The IMF has also approved an extension of the arrangement by an additional year, until June 2020, with a rephasing of the remaining disbursements.
While extending their condolences to the government and people of Sri Lanka over the April terror attacks, the IMF commended the Sri Lankan authorities for bringing the program on track, despite important setbacks, by advancing fiscal consolidation through “a well-targeted 2019 budget”, rebuilding reserves and reviving structural reforms.
Looking forward, the IMF has highlighted the following policy priorities:
- sustained revenue mobilization to place public debt on a downward path
- strengthening the process for assessing and selecting large-scale investment projects
- strengthening SOE governance and transparency.
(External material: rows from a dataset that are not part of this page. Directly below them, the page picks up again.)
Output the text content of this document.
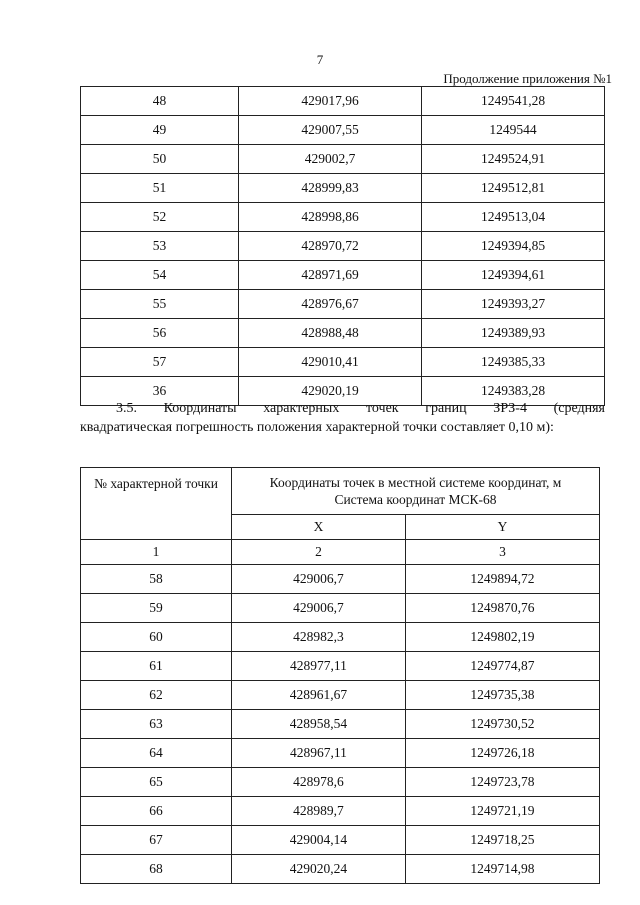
7
Продолжение приложения №1
48	429017,96	1249541,28
49	429007,55	1249544
50	429002,7	1249524,91
51	428999,83	1249512,81
52	428998,86	1249513,04
53	428970,72	1249394,85
54	428971,69	1249394,61
55	428976,67	1249393,27
56	428988,48	1249389,93
57	429010,41	1249385,33
36	429020,19	1249383,28
3.5. Координаты характерных точек границ ЗРЗ-4 (средняя
квадратическая погрешность положения характерной точки составляет 0,10 м):
№ характерной точки	Координаты точек в местной системе координат, м
Система координат МСК-68	
	X	Y
1	2	3
58	429006,7	1249894,72
59	429006,7	1249870,76
60	428982,3	1249802,19
61	428977,11	1249774,87
62	428961,67	1249735,38
63	428958,54	1249730,52
64	428967,11	1249726,18
65	428978,6	1249723,78
66	428989,7	1249721,19
67	429004,14	1249718,25
68	429020,24	1249714,98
Specifically, restructuring Sri Lankan Airlines
- completing energy pricing reforms
The IMF thinks the new central bank law will be “a major step in the transition to flexible inflation targeting”. It encourages CBSL to continue its pursuit of a prudent and data-dependent monetary policy, building reserves under greater exchange rate flexibility to protect the economy against shocks. It recommends further steps to strengthen the financial sector macroprudential policy framework.
More generally, the IMF says further structural reforms are needed to promote strong and inclusive growth. In particular, it recommends trade liberalization, and steps to improve the business environment, promote investment and strengthen governance.
It sees room to encourage female and youth labour force participation, enhance social protection and to improve preparedness against natural disasters.